Il Pd boccia il disegno di legge collegato sul lavoro che domani l'aula del Senato è chiamata a licenziare in sesta lettura, dopo il rinvio del capo dello Stato, Giorgio Napolitano e prima del passaggio alla Camera per il varo definitivo. «È un provvedimento scadente e scaduto - ha spiegato il numero due dei democratici, Enrico Letta, durante una conferenza stampa - che non contiene le parole "politiche del lavoro"». Secondo il vicesegretario del Pd, poi, il testo contiene una versione dell'arbitrato, su cui erano appuntate le perplessità di Napolitano, «che non funzionerà».

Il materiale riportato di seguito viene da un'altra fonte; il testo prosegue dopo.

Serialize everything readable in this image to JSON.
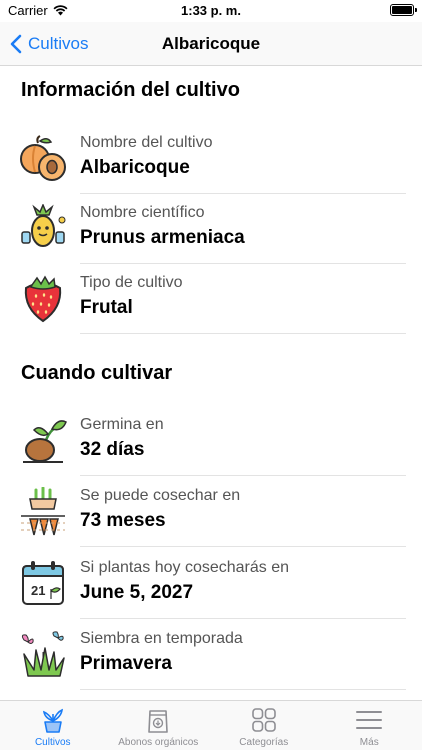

Dunque un no convinto dei democratici che oggi pomeriggio hanno anche organizzato un sit-in di protesta davanti a palazzo Madama. «È un motivo in più - ha aggiunto Letta - per bocciare i 5 punti del programma di governo che domani il presidente del Consiglio illustrerà alla Camera e richiedere le dimissioni di Berlusconi e del governo, per aprire una fase nuova». Per la capogruppo dei senatori del Pd, Anna Finocchiaro, si tratta di «un testo con norme che non hanno niente a che fare con il lavoro e il mercato del lavoro: sembra il canto ultimo di un governo fatto di soggetti che sanno che la fine è vicina».

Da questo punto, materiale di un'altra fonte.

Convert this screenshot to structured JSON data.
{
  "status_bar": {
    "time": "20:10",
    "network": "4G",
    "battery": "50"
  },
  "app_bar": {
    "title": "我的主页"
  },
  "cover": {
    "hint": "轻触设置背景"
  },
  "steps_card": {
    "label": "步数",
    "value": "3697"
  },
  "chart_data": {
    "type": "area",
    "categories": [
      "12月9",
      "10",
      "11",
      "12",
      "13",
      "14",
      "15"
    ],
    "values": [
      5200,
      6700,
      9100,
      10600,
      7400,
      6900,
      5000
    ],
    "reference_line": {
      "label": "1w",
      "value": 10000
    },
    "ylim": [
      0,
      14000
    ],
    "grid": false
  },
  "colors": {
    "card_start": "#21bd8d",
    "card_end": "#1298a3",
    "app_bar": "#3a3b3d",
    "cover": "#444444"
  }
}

Sotto accusa c'è soprattutto la norma che disciplina l'arbitrato. Secondo il relatore del ddl, Maurizio Castro, «il testo è stato migliorato», ma i democratici sono di diverso avviso. «Sull'arbitrato - ragiona Letta - si è tentato di scalfire i principi più importanti in materia di diritto del lavoro, ma deve essere chiaro che per noi il diritto del lavoro non è una branca del diritto commerciale: il diritto commerciale si occupa di cose, mentre il diritto del lavoro si occupa di persone. Approfittare della crisi per tentare operazioni di questo genere è un tentativo che respingeremo». Ieri l'aula aveva bocciato le tre pregiudiziali di costituzionalità presentate due dal Pd (a firma dell'ex ministro del Lavoro, Tiziano Treu e del giuslavorista Pietro Ichino) e una dall'Idv. (Ce. Do.)